Gemeint ist die Zusammensetzung des Beirats ausschließlich mit Vertretern konservativer Islam-Verbände, wovor die CDU-Fraktion gewarnt habe. Ein liberales Gegengewicht zu den drei konservativen Verbandsvertretern sollen aus Sicht der HU indes zwei verbandsunabhängige Hochschullehrende im Beirat bilden. 

Liberale Verbandsvertreter hätten bislang nicht berufen werden können, weil es keine ausreichend mitgliederstarken Verbände in Berlin gebe, hieß es wiederholt seitens der Uni.

Volker Beck hatte in den vergangenen Monaten mehrfach die Beteiligung der IGS am theologischen Beirat des Instituts kritisiert. Der Verband wolle sich nicht von der israelfeindlichen Demonstration am "Al-Quds-Tag" distanzieren. 

Zuvor war, wie im März bekannt wurde, ein designiertes Beiratsmitglied, auf das sich die Universität und die drei beteiligten Islam-Verbände zunächst geeinigt hatten, beim Verfassungsschutz durchgefallen.
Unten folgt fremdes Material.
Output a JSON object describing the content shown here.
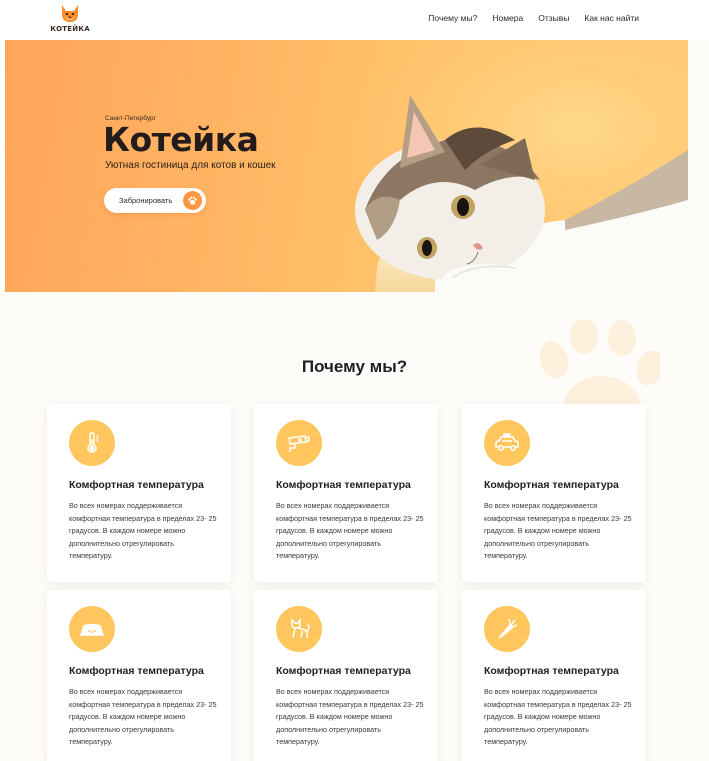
{
  "header": {
    "logo_text": "КОТЕЙКА",
    "nav": [
      {
        "label": "Почему мы?"
      },
      {
        "label": "Номера"
      },
      {
        "label": "Отзывы"
      },
      {
        "label": "Как нас найти"
      }
    ]
  },
  "hero": {
    "city": "Санкт-Петербург",
    "title": "Котейка",
    "subtitle": "Уютная гостиница для котов и кошек",
    "cta": "Забронировать"
  },
  "why": {
    "title": "Почему мы?",
    "cards": [
      {
        "icon": "thermometer-icon",
        "title": "Комфортная температура",
        "text": "Во всех номерах поддерживается комфортная температура в пределах 23- 25 градусов. В каждом номере можно дополнительно отрегулировать температуру."
      },
      {
        "icon": "camera-icon",
        "title": "Комфортная температура",
        "text": "Во всех номерах поддерживается комфортная температура в пределах 23- 25 градусов. В каждом номере можно дополнительно отрегулировать температуру."
      },
      {
        "icon": "taxi-icon",
        "title": "Комфортная температура",
        "text": "Во всех номерах поддерживается комфортная температура в пределах 23- 25 градусов. В каждом номере можно дополнительно отрегулировать температуру."
      },
      {
        "icon": "food-bowl-icon",
        "title": "Комфортная температура",
        "text": "Во всех номерах поддерживается комфортная температура в пределах 23- 25 градусов. В каждом номере можно дополнительно отрегулировать температуру."
      },
      {
        "icon": "cat-icon",
        "title": "Комфортная температура",
        "text": "Во всех номерах поддерживается комфортная температура в пределах 23- 25 градусов. В каждом номере можно дополнительно отрегулировать температуру."
      },
      {
        "icon": "carrot-toy-icon",
        "title": "Комфортная температура",
        "text": "Во всех номерах поддерживается комфортная температура в пределах 23- 25 градусов. В каждом номере можно дополнительно отрегулировать температуру."
      }
    ]
  },
  "colors": {
    "accent": "#ffc65e",
    "hero_orange": "#ffa55a",
    "cta_icon": "#ff9640",
    "paw_watermark": "#fdf0dd"
  }
}
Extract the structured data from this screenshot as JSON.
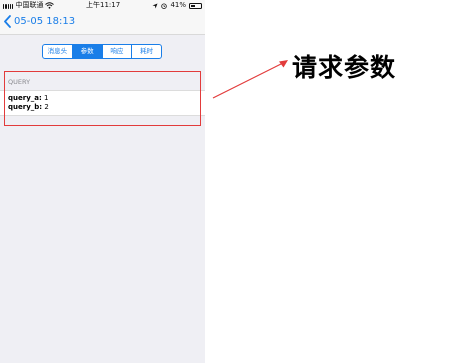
{
  "status_bar": {
    "carrier": "中国联通",
    "time": "上午11:17",
    "battery": "41%",
    "battery_level": 0.41
  },
  "nav": {
    "back_title": "05-05 18:13"
  },
  "tabs": [
    {
      "label": "消息头",
      "active": false
    },
    {
      "label": "参数",
      "active": true
    },
    {
      "label": "响应",
      "active": false
    },
    {
      "label": "耗时",
      "active": false
    }
  ],
  "query_section": {
    "header": "QUERY",
    "params": [
      {
        "key": "query_a:",
        "value": "1"
      },
      {
        "key": "query_b:",
        "value": "2"
      }
    ]
  },
  "annotation": {
    "text": "请求参数",
    "color": "#e23b3b"
  },
  "colors": {
    "accent": "#1a7ee8",
    "highlight": "#e23b3b"
  },
  "icons": [
    "signal-icon",
    "wifi-icon",
    "location-icon",
    "alarm-icon",
    "battery-icon",
    "back-chevron-icon",
    "arrow-icon"
  ]
}
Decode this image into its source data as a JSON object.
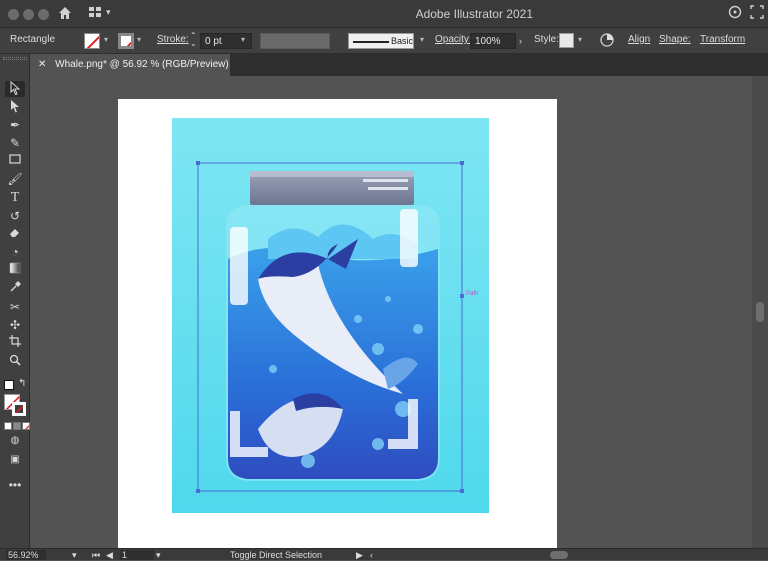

Dabei soll es sich um einen Vertreter der IGS gehandelt haben.

Das Kuratorium der HU hatte im Juni 2018 vereinbart, dass für den Beirat keine Personen bestellt werden dürften, die in der Vergangenheit gegen die freiheitlich-demokratische Grundordnung oder das Grundgesetz verstoßen hätten. 

Ein Ausschlusskriterium bei der entsprechenden Überprüfung aller Beiratsmitglieder durch den Verfassungsschutz sollten insbesondere antisemitische „Positionierungen“ sein.

Darauf beruft sich auch die Senatskanzlei Wissenschaft. "Maßgeblich für die Zusammensetzung des Beirats am Institut für Islamische Theologie der Humboldt-Universität zu Berlin ist die Prüfung und Einschätzung durch die Sicherheitsbehörden des Bundes", teilte die Senatskanzlei am Montagabend auf Anfrage mit. 

Für den Beirat des Instituts für Islamische Theologie an der HU seien "Mitglieder berücksichtigt worden, hinsichtlich derer nach Maßgabe der Überprüfung durch die Sicherheitsbehörden des Bundes keine Bedenken bestanden".